The interest rate for this mortgage sits at 5.79% fixed for a duration of five years, presenting a pricier alternative compared to other products in the market that necessitate a deposit. For instance, Leek Building Society offers a 4.56% rate for five years with a 5% deposit, while Co-operative Bank provides a fixed 4.5% rate for two years with a 5% deposit.
Experts in the mortgage industry caution that opting for a 100% mortgage may heighten the risk of negative equity if house prices decline. Ranald Mitchell, Director at Charwin Mortgages in Norwich, affirms that while this mortgage avenue eliminates the need for a substantial deposit, it exposes buyers to potential financial vulnerabilities should property values dip. Mitchell stresses the importance of maintaining a strong payment record and acknowledges that the associated interest rates might be higher than those of the most competitive deals.
In a similar vein, Skipton Building Society recently unveiled its Track Record Mortgage, slated for a 2023 launch, where no deposit is required.
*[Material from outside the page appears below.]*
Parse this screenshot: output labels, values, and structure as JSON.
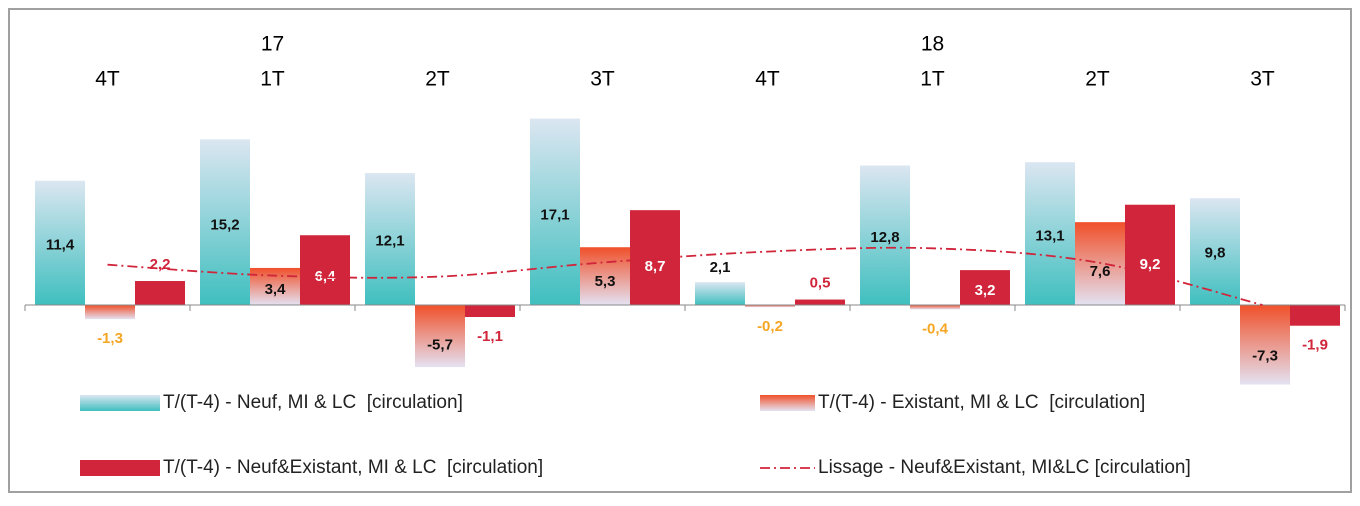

This mortgage caters to tenants with a year-long history of punctual rent payments and a commendable credit profile. Monthly mortgage payments must not surpass the average of the applicant’s last six months of rental expenses.
While other no-deposit mortgage options exist in the market, they typically necessitate a guarantor to support the borrower. In such cases, a guarantor—usually a homeowner family member or friend—is included in the mortgage agreement and is expected to cover missed mortgage payments on the borrower’s behalf.